Did you rebuild the VM as I mentioned in my previous email? Did that help if
Another thing you may want to watch for is to prevent your CDROMs / Floppies
from referencing a non-existent ISO or .flp image. Better yet only have
CDROMs and Floppies "Connected" and "Start Connected" options enabled when
using them. Constant and repetitive seeks to the CDROMs and Floppies when
they have "Connected" and / or "Start Connected" enabled, needlessly consumes
CPU and can eventually hang the Guest OS.
Generally most of the time it is possible to kill a hung VM using the
procedures we have already noted. However sometimes the VM becomes
"orphaned" meaning the parent PID has been killed before the children PIDs.
Or the process becomes a "zombie". In both of these instances I have seen
where it becomes necessary to reboot the host to clear the process.
If you use VMotion you could use it to move running VMs off the host prior to
rebooting it so that those VMs do not experience any downtime.
I have not found any reason why the VM hung, as I stated during our phone
conversation. If you experience this problem again, please run the
vm-support script before rebooting the host so that we do not lose
information when the host reboots, and the process IDs are an exact
representation of the currently running system."
Hope that helps a little,
We've seen this too, on a Windows Server 2003 and a Solaris 10 VM. We're running VMware ESX Server 3.0.1 build-44686, and Virtual Center 2.0.1. Killing the PID of the VM on the VI3 host, or using vmload_app to kill the group PID of the VM, lets us start the VM again, but there is still no clue what puts the VMs in limbo. Since the VM shows up as powered on, the problem is not something that HA will help with. I'll outline what we have looked at, with the hope that it will add to the troubleshooting data and maybe jogg others' ideas.
When VMs are in limbo, VMWare tools show "not installed," and the VM can not be powered off as "another operation is already in progress" even when none of us have performed an operation on the VM. Perhaps the other operation is something VC has tried to do (DRS?). Clarly the VM can not be powered off and must be killed.
Could this relate to a "bad host" in the cluster? When a VM gets moved (DRS) to that host, it goes flaky? Half the time we've seen these limbo issues, they have been on a particular host; the other half of the time I was not able to check. I have yet to find VC logs which show which hosts a VM was migrated to by DRS, to see if this host might be involved with all the times we've had VMs go into limbo. Where is the history of which hosts a VM has lived on over time?

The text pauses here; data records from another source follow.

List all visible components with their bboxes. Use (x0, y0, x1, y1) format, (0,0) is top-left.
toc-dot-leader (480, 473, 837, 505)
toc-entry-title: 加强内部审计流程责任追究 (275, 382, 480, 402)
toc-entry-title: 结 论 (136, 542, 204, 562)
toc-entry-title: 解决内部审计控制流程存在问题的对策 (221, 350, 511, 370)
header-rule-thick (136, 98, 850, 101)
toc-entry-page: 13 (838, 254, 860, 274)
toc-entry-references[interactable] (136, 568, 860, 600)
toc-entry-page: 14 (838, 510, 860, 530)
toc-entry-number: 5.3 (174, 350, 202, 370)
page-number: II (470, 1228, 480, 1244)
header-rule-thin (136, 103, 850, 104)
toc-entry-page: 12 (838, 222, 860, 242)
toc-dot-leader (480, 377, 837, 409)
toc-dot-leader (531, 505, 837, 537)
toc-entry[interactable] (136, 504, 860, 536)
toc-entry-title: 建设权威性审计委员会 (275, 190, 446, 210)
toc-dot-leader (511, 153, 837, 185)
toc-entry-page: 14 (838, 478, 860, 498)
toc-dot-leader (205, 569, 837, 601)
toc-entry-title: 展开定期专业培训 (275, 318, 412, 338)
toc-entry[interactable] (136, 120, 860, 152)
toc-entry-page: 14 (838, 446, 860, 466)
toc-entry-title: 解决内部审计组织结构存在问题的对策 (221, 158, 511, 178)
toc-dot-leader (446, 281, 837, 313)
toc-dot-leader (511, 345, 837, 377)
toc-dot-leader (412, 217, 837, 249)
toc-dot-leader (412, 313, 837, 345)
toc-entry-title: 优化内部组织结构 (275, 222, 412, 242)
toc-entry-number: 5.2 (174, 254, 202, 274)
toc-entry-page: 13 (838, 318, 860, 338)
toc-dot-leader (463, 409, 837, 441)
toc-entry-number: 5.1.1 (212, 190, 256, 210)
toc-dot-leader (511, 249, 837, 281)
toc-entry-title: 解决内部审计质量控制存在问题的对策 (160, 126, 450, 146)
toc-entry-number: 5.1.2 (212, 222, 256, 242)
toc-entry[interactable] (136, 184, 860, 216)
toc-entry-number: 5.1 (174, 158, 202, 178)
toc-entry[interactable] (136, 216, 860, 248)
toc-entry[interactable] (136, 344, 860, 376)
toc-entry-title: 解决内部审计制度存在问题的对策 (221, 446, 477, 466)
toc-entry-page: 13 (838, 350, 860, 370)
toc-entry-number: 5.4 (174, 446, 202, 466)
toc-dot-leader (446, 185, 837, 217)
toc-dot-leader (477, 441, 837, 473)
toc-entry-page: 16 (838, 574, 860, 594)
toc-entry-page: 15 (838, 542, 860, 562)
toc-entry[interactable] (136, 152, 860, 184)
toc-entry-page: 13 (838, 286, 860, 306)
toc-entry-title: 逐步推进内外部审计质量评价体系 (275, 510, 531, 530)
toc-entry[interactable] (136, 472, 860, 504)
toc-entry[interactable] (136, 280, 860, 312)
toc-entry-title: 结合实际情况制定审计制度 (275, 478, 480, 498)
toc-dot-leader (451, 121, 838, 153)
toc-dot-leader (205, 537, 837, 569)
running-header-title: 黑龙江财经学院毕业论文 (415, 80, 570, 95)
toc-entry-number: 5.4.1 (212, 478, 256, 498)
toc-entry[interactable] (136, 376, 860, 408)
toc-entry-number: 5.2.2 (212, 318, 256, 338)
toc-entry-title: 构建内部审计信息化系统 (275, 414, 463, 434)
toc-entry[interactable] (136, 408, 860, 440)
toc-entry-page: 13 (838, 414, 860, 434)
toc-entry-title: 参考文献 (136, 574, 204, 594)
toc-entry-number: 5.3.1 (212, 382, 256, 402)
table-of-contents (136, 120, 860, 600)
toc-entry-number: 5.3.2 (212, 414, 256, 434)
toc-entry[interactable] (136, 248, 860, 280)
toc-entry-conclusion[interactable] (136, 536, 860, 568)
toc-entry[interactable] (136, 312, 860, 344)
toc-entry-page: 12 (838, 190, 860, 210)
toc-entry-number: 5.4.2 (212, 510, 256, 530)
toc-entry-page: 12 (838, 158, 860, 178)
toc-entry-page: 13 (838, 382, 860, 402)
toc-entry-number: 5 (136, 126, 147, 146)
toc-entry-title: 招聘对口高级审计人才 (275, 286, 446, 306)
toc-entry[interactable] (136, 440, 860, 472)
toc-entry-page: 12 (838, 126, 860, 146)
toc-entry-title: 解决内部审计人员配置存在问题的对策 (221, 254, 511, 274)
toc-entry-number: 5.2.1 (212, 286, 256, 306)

Could this be IO related? The Solaris VM is a Solaris jumpstart and NFS server, and the Windows VM is running Microsoft System Center Operations
Manager 2007 with SQL Server 2005 Enterprise Edition. The first time the Solaris VM had this issue, we were transferring a lot of images to it over NFS. The Windows VM does not see much action - it's there for testing and doesn't do much at the moment.
I have two Solaris VMs on this VMWare cluster, both VMs are running 5.10 Generic_118855-36 (64bit), and the same version of VMWare tools. Only one of the Solaris VMs has ended up in limbo. The second time it was in limbo, I was able to VMotion it to other hosts, but it stayed in limbo. We could also ping the VM, but could not SSH to it, connect to it's serial console, or anything else - this is the first time I have seen any kind of response from the guest OS, when a VM was in limbo. I wasn't at a place where I could see it's VMWare console. I have seen some Solaris VM issues with Sol10 before rev 11/06, or with the 32bit kernel, but they don't apply to what we're running here. I wonder what makes the other Solaris VM (which has never gone into limbo) special? Admitedly it doesn't do much, it's there for some samba access and other random testing.

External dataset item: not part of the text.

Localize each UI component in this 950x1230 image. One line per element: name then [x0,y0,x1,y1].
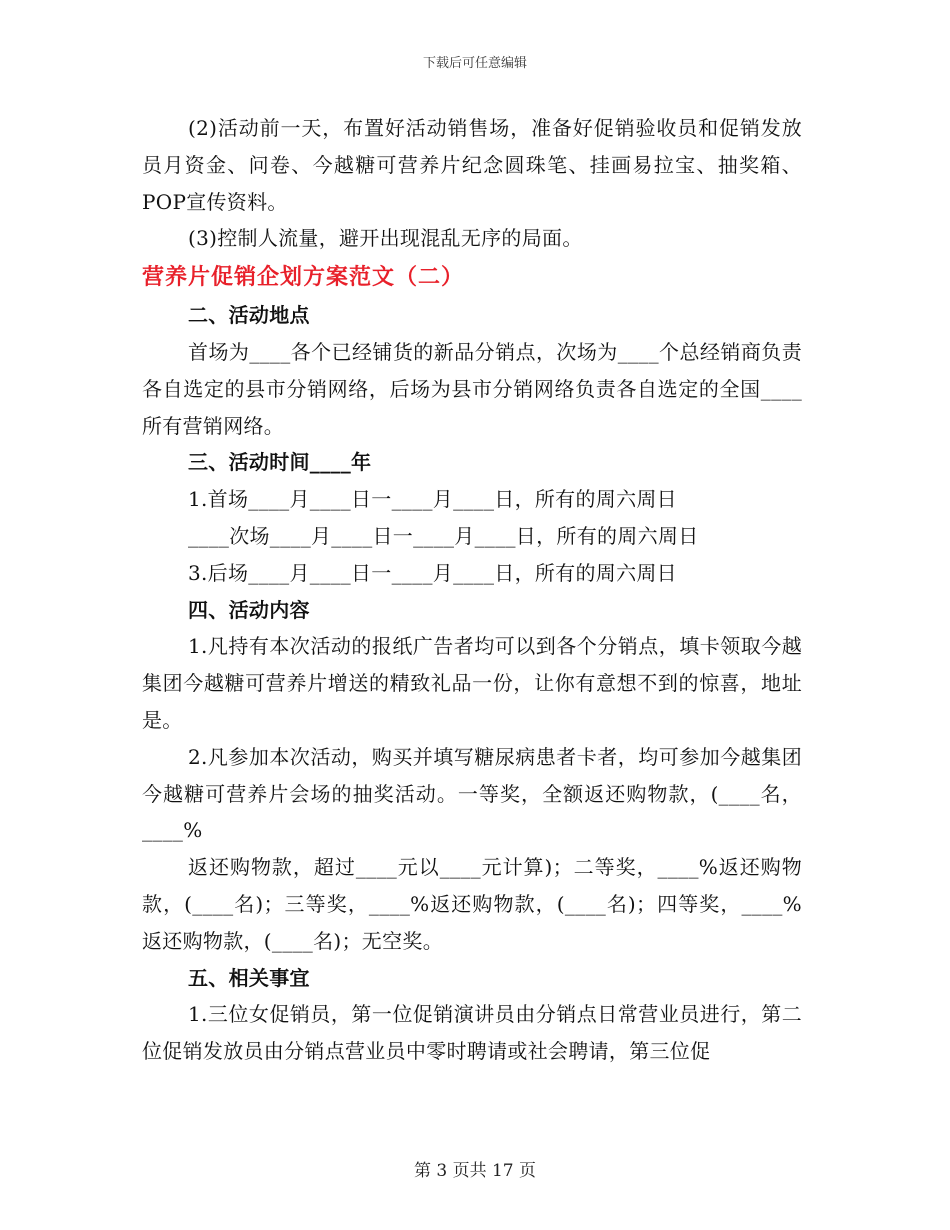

We have two Windows Server 2003 Enterprise SP2 (not R2) VMs, and only one has been in limbo. The VM which hasn't been in limbo is an application server, using IIS. It hasn't seen a lot of action, the app is still being setup.
We could update this VMWare cluster to 3.0.2, and upgrade Virtual Center to 2.0.1 PL2, but I'd like to know something more concrete about this issue before tossing upgrades at the problem.
Has anyone else had headway or additional feedback from VMWare? I"m about to open a case, if only to add to the "me too" list.
Found this in another forum...
Apparently, this is a known bug and a fix is coming in the september time frame?
If you open a case with VMWare concerning this issue, reference SR# is 191595084 and you should be able to point your support guru in the right direction on this issue.
If anyone is using the beta of the fix please post.
I got the same error on 2 VMs SuSE-9 (64) and SuSE-10 (64) - Running ESX 3.01 - no snapshots or backups running. The NT guy says he had one hang like this also.
Happens infrequently, I have a dozen or more SuSE VM, several dozen Windows VMs, running on a farm of 5 ESX servers.
Trying the vm-support -x ( get ID ) then vmx-support -X ID
Took awhile ( 6 minutes ) but in the end the VM is down !
# vm-support -x
VMware ESX Server Support Script 1.27
Available worlds to debug:
# vm-support -X 1189
VMware ESX Server Support Script 1.27
Can I include a screenshot of the VM 1189? : y
Can I send an NMI (non-maskable interrupt) to the VM 1189? This might crash the VM, but could aid in debugging : y
Can I send an ABORT to the VM 1189? This will crash the VM, but could aid in debugging : y
Preparing files: /
Grabbing data & core files for world 1189. This will take 5 - 10 minutes.
thx Shawn !